Em Daytona, viveu-se um verdadeiro nirvana com uma das
provas de 24 horas mais disputadas de todos os tempos: a diferença entre o
primeiro e segundo colocados na geral – dois protótipos Cadillac VR DPI – foi
de meros 8/10 de segundo e na categoria GTLM quatro marcas – Ford, Porsche,
Ferrari e Corvette – ficaram separadas por menos de cinco segundos.
Enquanto isso, no Brasil, a abertura do Campeonato
Paulista de Velocidade no Asfalto aconteceu em um autódromo de Interlagos
repleto de categorias, mas com problemas por demais conhecidos por quem pratica
o esporte, por quem organiza os eventos e por quem administra o local. Não
bastasse o cenário que provoca um profundo questionamento sobre a forma de
gestão do circuito paulistano, a Confederação Brasileira de Automobilismo anunciou, no
final da tarde de ontem (30/1),
que procura um promotor para o Campeonato Brasileiro de Formula Truck de… 2017.

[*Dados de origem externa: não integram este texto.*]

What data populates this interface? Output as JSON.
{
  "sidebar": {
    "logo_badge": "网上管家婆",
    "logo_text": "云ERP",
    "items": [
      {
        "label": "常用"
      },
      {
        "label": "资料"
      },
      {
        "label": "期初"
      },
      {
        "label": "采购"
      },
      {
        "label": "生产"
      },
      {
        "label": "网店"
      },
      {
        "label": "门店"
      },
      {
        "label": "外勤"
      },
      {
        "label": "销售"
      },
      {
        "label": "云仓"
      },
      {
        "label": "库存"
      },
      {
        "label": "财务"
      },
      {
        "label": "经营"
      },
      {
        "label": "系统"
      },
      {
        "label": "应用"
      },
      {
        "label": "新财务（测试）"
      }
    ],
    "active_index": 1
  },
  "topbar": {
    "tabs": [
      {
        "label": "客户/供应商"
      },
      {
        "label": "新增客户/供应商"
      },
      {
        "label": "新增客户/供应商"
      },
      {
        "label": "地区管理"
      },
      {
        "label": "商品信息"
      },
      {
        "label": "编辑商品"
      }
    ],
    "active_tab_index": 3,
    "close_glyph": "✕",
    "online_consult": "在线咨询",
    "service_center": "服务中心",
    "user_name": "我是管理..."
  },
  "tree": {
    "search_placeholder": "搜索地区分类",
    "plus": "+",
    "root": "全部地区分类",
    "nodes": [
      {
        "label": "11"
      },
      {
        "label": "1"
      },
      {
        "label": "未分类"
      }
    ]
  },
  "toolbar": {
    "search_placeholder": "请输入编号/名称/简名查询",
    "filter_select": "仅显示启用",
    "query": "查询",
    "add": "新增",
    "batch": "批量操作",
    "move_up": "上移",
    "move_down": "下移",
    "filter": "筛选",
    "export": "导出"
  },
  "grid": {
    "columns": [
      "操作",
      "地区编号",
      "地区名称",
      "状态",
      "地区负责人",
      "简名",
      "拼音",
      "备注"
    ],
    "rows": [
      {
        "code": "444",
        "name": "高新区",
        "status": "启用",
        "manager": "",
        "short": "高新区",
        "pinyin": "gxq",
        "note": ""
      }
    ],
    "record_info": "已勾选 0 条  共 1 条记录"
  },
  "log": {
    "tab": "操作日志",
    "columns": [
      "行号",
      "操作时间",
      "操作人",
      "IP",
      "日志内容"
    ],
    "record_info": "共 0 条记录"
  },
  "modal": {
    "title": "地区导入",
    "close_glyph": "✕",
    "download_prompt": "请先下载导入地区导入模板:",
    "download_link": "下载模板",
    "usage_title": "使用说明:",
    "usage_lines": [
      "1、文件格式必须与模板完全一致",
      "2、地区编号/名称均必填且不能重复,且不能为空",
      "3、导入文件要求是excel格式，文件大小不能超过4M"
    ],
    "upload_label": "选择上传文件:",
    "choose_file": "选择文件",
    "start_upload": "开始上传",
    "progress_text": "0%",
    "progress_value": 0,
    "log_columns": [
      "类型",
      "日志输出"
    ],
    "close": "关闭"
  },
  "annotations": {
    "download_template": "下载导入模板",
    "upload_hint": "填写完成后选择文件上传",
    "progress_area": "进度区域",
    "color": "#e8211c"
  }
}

Negócio que envolve investimentos cada vez mais caros e
estruturados, o automobilismo cobra organização e coerência para vender sucesso
e lucro. Exemplos dessa premissa são a nova categoria Daytona Prototype
International (DPI) da IMSA e a vitória do Ford GT, projetos pensados,
aprovados e implementados ao longo de anos. No que toca à marca do oval azul,
seu mais recente modelo GT estreou nesse traçado da Flórida no ano passado e
mostrou um desempenho medíocre para as expectativas de todos. Meses depois Chip
Ganassi voltou de Le Mans com o troféu de vencedor em sua categoria e agora
repete o resultado em casa. A Imsa elaborou um regulamento para renovar a
competitividade das categorias de resistência e o resultado foi uma nova
distribuição de forças na classe principal de um calendário que engloba vários
campeonatos, todos eles bem estruturados promocional e comercialmente. Ali há
opções para vários orçamentos, níveis de profissionalismo e dedicação
convivendo pacificamente.
Entre nós também temos algo que parece até planejado
pelas ações da comunidade automobilística: sem promoção, união ou foco, há
tempos o paddock de Interlagos recebe todo o público que se digna assistir
algum evento do calendário paulista. Enquanto isso, as arquibancadas que já
consagraram ídolos e atraíram torcedores e amigos seguem vazias. Gente disposta
a pagar ingresso existe: no fim de semana passado qualquer um ganhava acesso ao
box pela módica quantia de R$ 30 por um dia ou R$ 50 pelo fim de semana. Lá
dentro tinha direito a ver amigos, pilotos e flanar entre crianças percorrendo
o local de skate ou pequenas motocicletas. Filiados à Federação de
Automobilismo de São Paulo (FASP) podiam entrar com a identificação esportiva
de 2016, posto que as “carteirinhas”de 2017 ainda não ficaram prontas.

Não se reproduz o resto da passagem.